SAMPLE RESOLUTION (OR QUANTIZATION) CONVERTER
=============================================


This device performs conversion between the different 'linear'
formats. It converts from/to signed/unsigned linear data with
8/16/20/24 bits per sample. It does not care about the sample rate or
whether the data is mono or stereo.

Converting between all these formats results in 64 different scenarios
(going from any of 8 possible formats to any of those 8). Instead of
having one big routine to handle all these cases (with if statements
and lots of bit shifting in the inner loop), we decided to write 64
swift little conversion functions, where the inner loop is just an
assignment between the two proper integer types. To make this task
more maintainable, the 64 routines are generated from the 8 basic
scenarios (signed/unsigned = 4, times 2 for up- or down-conversion,
see below) by the perl script gen_algs.pl also found in this
directory. I indicated where the generated code starts in
mas_squant_device.c

The 20 and 24 bits per sample routines are not tested since we don't
have any practical examples where these formats are actually used. You
get (or provide) an array of 32 bit integers where the lower 20 or 24
bits are the sample value. I decided not to zero - pad the 'unused'
bits in the case of signed data. Rather, these bits are all set to 0
or all set to 1, in such a way that accessing the int32's will give
the correct sample value.

When going from a higher to a lower resolution (i.e., from 16 to 8
bits per sample) you are throwing away information; audio quality will
degrade. In these cases the squant device uses a dithering algorithm
to add uniformly distributed random noise to what will become the
least significant bit before truncating. Read, for example, in
'Principles of Digital Audio' by Ken C. Pohlmann, why this is good. In
short, the added random noise causes the least significant bit to
jitter, and the ear averages this jitter over time, allowing you to
encode fractions of a bit essentially. The added noise is more
bearable than the distortion you get otherwise.
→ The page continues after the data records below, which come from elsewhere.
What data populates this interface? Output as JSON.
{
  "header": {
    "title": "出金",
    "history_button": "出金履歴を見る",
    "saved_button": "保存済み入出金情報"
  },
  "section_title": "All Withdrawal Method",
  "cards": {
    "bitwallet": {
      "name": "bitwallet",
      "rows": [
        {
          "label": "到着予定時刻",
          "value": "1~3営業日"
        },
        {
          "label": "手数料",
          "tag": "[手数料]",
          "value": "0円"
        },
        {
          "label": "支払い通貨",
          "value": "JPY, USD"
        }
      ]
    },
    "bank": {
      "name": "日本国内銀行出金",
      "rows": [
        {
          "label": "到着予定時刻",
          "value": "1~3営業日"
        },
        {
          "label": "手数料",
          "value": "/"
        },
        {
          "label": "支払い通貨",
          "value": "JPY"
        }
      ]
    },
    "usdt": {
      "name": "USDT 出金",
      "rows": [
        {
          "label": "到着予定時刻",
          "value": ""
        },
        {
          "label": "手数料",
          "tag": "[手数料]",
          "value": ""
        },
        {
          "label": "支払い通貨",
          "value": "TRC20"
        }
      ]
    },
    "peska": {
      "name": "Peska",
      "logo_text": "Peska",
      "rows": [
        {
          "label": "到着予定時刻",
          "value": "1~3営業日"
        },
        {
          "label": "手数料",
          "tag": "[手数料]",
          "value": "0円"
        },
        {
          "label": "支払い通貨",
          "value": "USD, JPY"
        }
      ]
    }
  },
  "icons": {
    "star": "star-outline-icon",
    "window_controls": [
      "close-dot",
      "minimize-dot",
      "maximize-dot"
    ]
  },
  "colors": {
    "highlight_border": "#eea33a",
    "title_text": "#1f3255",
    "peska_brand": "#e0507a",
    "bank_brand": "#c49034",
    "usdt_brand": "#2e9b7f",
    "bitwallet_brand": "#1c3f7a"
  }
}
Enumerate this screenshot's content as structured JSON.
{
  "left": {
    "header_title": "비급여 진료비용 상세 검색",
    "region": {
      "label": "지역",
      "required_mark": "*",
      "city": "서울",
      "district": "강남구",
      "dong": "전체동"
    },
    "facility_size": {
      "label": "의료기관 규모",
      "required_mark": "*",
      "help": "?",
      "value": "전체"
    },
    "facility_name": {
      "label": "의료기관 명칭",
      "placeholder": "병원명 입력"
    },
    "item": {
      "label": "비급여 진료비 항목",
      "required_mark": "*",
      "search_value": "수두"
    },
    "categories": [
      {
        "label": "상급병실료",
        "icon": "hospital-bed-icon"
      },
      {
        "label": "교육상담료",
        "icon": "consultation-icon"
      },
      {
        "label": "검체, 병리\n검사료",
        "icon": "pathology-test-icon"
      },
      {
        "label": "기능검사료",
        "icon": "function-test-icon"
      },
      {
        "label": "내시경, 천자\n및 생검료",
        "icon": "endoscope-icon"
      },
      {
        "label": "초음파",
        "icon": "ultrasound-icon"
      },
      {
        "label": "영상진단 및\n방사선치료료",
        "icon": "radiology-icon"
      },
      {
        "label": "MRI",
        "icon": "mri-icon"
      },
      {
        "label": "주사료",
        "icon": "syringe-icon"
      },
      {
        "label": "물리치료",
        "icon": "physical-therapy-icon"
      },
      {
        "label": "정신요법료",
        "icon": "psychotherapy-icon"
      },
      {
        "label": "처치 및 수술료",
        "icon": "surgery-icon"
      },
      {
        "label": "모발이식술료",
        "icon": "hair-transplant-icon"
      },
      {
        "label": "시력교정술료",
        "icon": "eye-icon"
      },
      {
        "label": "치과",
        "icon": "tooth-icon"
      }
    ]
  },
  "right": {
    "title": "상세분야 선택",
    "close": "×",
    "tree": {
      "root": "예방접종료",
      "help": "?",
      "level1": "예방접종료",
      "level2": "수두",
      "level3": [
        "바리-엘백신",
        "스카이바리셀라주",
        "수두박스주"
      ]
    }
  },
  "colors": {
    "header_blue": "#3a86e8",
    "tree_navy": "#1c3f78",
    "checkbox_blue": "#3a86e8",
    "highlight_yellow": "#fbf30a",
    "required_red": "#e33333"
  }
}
The file dither.ps in this directory shows this by looking at the
power spectrum. The first plot is the input signal, a sine wave of
440Hz of low intensity (it occupies the lower 8 bits of a signed 16
bit integer). The x axis shows the 'frequency' in units of samples (I
chose a file length of 10000 samples, so the 440 Hz peak will lie at
440*10000/44100 ~ 100). The y axis is the power (fourier amplitude
squared) in arbitrary units. The second plot shows what happens if the
lower 8 bits are truncated. There are a lot of unwanted spikes at odd
multiples of the base frequency. The third plot shows that adding a
bit of random noise before truncating raises the noise floor a bit,
but gets completely rid of these peaks. A more sophisticated approach
would add dithering noise which has most its power at high
frequencies, where the ear is less susceptiple, rather than simple
random noise.